I have been spending a little time playing with Google Books Ngram Viewer (great tool, btw), and although I am not intending to formulate any hypothesis, it is just curious what you see when you plot a few of today’s innovation-related “buzzwords.”
Science has been gaining relevance in a linearly consistent way over more than 300 years, while technology surged in the last 50. Invention, discovery and science may have a distant relation, but they started to diverge after 1780—curiously about the starting date of the industrial revolution. Invention has been losing ground since then—more than inventor, and more than discovery—and today, it is completely overshadowed by innovation, also a rising star of late 20th century. Very interestingly creativity is also a new thing, which we have now started to associate to invention—but only since as late as 1990.
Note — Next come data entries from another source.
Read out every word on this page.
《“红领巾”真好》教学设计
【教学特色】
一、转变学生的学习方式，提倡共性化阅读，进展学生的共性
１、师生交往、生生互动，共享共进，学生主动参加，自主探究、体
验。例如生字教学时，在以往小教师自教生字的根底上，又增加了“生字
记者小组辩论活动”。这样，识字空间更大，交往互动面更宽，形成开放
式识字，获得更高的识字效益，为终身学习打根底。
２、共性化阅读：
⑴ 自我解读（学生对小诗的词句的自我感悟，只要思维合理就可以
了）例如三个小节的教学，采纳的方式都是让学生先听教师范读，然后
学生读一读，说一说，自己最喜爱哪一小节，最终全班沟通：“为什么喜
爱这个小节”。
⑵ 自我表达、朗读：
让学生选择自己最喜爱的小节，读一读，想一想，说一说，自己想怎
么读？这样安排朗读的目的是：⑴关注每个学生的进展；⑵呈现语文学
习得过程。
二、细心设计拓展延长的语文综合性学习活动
It is also nice to see that, although technology is on the rise (if you forget the last 10 years), engineer (as well as engineering) seems to be démodé. In fact, engineer was a much more popular term during late 19th and most of 20th century, when nobody was talking about technology. Curiously, technology seems to go side by side with scientists, while the trajectory of engineer is more similar to that of scientific.
Finally, entrepreneurs—yes, in plural more than singular, like scientists, and unlike engineer or inventor—is of course a schumpeterian post-1920 thing, still below founder, but above inventor.
I repeat, I am not hypothesizing here, just provoking. (And if you wonder why I added complexity to the second chart, sorry but it is this blog’s grand topic!)